At 6 am it’s raining, as it has been all night, which makes the idea of getting up and going on a canoe
even less inviting, so we wimp out. After breakfast we set off on the journey back.
The canoe takes a while to pack. It’s the lodge’s only link with civilisation so is laden with dirty laundry and empty cool boxes and beer crates to replenish supplies.
One last thing; our packed lunch. The staff have found the old man highly amusing. Even though we were given three, three course meals a day, he was constantly going to the kitchen to ask for more. Every time he entered the dining room, they greeted him with ‘Mas pan?’ Or ‘Mas café?’ Herman hands out a packed lunch to everyone, then gives the old man two, which causes all the staff to crack up. It’s a joke, the second lunch is actually mine. The old man looks terribly disappointed when he realises he doesn’t really have two packed lunches.
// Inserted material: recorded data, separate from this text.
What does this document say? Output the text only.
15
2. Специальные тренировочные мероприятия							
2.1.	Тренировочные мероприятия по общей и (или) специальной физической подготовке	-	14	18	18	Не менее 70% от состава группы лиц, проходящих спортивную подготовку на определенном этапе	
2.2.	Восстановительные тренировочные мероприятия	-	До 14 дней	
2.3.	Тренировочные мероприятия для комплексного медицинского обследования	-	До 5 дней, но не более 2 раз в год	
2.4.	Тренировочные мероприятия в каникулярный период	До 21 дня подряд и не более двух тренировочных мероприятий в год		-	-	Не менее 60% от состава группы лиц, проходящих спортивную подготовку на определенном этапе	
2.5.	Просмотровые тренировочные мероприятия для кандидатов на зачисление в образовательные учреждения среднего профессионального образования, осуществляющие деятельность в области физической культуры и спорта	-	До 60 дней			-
Thankfully it’s stopped raining. The driver puts the hammer down and we speed our way to Cuyabeno Bridge, stopping only once to observe a large group of monkeys crossing the river, swinging across branches directly overhead.
At Cuyabeno Bridge, the big changeover takes place. Off the canoes come old passengers
and empty bottles and boxes. From the buses emerge new passengers and supplies.
We take our bus to Lago Agrio, arriving with 4 hours to spare. We could go for an explore but our guide book cautions against this, saying it’s not a place to visit unless you’re an oil worker/prostitute/drug runner. So we spend the afternoon at the airport. I don’t care as they have coke, crisps and WiFi, so that’s all my cravings dealt with (apart from decent cheese, which doesn’t exist in South America).
The flight to Quito is quite spectacular as we skirt a volcano at sunset. Then a taxi into Quito where we will spend our final 5 nights. The old man is already panicking about spending such a large amount of time in one place.